For the application of the ALSFRS-R in future studies, a revision of its item set is justified. Ideally, items that comprise more than one question are adapted or deleted from the item set during the development of measurement instruments. A revision of the ALSFRS-R item set could comprise items that are considered important indicators of disease severity by clinicians and patients. An example of a set of candidate items can be found in Wicks and colleagues [18], which was developed to measure disease severity in advanced stages of the disease.

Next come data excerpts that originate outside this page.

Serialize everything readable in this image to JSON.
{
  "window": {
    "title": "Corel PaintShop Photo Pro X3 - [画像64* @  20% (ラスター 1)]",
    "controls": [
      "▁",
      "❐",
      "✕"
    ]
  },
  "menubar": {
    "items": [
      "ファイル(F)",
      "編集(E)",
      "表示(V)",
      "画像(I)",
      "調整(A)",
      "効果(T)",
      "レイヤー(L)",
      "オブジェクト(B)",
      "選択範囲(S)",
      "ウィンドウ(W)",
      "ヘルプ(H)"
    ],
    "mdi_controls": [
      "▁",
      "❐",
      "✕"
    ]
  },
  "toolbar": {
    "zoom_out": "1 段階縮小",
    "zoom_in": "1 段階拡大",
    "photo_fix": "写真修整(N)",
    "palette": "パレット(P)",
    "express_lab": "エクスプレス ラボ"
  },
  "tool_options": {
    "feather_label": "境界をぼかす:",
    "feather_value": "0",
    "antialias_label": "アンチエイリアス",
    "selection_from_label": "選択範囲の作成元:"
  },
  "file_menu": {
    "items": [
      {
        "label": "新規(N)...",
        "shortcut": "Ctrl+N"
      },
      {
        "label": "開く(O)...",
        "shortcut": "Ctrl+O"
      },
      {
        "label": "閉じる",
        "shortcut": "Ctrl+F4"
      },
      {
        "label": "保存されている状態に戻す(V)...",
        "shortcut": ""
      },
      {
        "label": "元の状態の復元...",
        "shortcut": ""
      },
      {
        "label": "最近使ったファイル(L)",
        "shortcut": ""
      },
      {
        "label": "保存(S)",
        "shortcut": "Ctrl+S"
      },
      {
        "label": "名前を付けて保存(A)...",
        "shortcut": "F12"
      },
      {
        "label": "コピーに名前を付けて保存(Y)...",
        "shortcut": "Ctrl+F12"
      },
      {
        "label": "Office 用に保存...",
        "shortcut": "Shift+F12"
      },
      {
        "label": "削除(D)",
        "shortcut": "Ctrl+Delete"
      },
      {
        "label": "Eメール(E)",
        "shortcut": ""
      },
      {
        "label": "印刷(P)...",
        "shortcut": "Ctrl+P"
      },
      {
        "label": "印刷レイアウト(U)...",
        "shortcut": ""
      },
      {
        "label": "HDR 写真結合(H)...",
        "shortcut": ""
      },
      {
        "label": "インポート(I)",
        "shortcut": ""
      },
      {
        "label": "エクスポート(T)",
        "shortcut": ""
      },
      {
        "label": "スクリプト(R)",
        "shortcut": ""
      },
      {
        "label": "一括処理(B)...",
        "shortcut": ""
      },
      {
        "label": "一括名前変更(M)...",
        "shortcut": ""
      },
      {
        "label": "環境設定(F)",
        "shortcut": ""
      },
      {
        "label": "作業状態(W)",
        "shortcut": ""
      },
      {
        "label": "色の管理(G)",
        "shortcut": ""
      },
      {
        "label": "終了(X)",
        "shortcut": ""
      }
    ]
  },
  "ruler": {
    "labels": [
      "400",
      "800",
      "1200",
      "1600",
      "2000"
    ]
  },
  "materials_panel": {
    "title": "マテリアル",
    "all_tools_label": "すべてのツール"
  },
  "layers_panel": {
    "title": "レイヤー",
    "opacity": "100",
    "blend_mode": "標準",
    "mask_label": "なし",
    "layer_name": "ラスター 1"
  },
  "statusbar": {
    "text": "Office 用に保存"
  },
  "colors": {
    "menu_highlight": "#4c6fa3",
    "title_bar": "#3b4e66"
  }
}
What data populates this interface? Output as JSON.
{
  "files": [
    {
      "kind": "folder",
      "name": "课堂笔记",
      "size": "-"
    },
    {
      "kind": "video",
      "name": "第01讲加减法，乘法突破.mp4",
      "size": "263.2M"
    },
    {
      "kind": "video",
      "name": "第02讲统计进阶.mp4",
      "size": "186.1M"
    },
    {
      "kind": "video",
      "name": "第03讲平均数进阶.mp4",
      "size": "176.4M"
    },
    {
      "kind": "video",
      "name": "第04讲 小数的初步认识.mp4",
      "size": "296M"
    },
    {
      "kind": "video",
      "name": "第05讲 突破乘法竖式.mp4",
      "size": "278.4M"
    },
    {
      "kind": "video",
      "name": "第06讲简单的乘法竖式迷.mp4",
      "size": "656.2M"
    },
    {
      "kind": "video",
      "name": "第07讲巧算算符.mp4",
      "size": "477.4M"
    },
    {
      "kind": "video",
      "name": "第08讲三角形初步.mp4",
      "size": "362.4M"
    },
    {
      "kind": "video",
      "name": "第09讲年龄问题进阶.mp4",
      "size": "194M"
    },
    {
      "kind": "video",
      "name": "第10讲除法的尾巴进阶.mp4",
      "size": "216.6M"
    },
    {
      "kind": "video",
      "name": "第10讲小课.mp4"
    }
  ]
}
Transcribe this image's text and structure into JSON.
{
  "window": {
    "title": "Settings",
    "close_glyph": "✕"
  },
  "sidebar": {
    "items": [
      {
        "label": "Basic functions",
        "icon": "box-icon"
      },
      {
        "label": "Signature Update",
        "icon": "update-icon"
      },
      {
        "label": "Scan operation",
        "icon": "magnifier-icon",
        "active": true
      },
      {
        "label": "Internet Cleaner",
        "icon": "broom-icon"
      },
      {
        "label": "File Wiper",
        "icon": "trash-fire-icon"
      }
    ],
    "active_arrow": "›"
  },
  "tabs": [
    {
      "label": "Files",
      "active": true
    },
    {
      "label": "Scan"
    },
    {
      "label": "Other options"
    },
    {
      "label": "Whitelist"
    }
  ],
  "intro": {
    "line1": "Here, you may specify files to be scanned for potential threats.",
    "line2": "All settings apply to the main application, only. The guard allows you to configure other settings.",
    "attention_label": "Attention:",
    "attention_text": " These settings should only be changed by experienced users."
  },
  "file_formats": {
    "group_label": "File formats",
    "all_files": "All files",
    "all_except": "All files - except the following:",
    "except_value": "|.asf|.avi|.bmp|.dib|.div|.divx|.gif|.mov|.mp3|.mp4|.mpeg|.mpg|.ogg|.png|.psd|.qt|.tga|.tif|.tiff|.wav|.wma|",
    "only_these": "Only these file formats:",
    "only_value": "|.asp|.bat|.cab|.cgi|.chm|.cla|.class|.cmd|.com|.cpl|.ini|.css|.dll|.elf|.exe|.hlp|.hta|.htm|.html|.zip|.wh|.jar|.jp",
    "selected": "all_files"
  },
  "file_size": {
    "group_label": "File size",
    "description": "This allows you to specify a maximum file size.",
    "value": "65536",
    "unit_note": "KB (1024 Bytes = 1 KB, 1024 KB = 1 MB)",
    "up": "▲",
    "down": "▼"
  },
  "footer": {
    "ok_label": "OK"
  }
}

Furthermore, our analyses indicate that measurement models of the ALSFRS-R with correlated factors describe the data significantly better than their equivalent with uncorrelated factors. The correlations between factors do, however, range from weak to modest, corroborating previous reports by Franchignoni and colleagues that the hypothesis that the ALSFRS-R is unidimensional is untenable [15, 16]. Due to this multidimensionality, ALSFRS-R items cannot validly be summed to obtain a total score that represents disease severity. Consequently, ALSFRS-R items constitute domain scores which reflect a profile of disease severity. Moreover, the application of these domain scores may allow a distinction between different trajectories of disease progression [24]. Our revision of the measurement model of the ALSFRS-R may, therefore, allow for a more adequate assessment of disease severity and disease progression in epidemiological studies and clinical trials.

With regard to reliability, our study supports the finding that all ALSFRS-R subscales demonstrated acceptable to good internal consistency.

Strengths of the present study are the use of both a calibration set and a validation set and the use of modification indices to investigate the measurement model of the ALSFRS-R. A weakness is that we only used data of patients administered a Dutch version of the ALSFRS-R. The generalizability of our findings should, therefore, be investigated in a cross-cultural study. Furthermore, the present study examined the measurement model in the ALS population. Given the heterogeneity of the disease [25], results might be different in subgroups of the population. Future studies should, therefore, assess measurement invariance of the ALSFRS-R between clinical subgroups of patients with ALS.

Our findings do complement earlier findings that ALSFRS-R items constitute a profile of domain scores, rather than a total score representing disease severity. Moreover, results of our study indicate that its measurement model should be revised to reflect the fact that the items on dressing and hygiene and turning in bed and adjusting bed clothes measure activities of daily living, which comprise both fine and gross motor functioning. Our findings may, therefore, allow for a more detailed analysis of disease severity and disease progression. Further studies on the measurement properties of the ALSFRS-R are necessary to expand the evidence on the appropriateness of its application.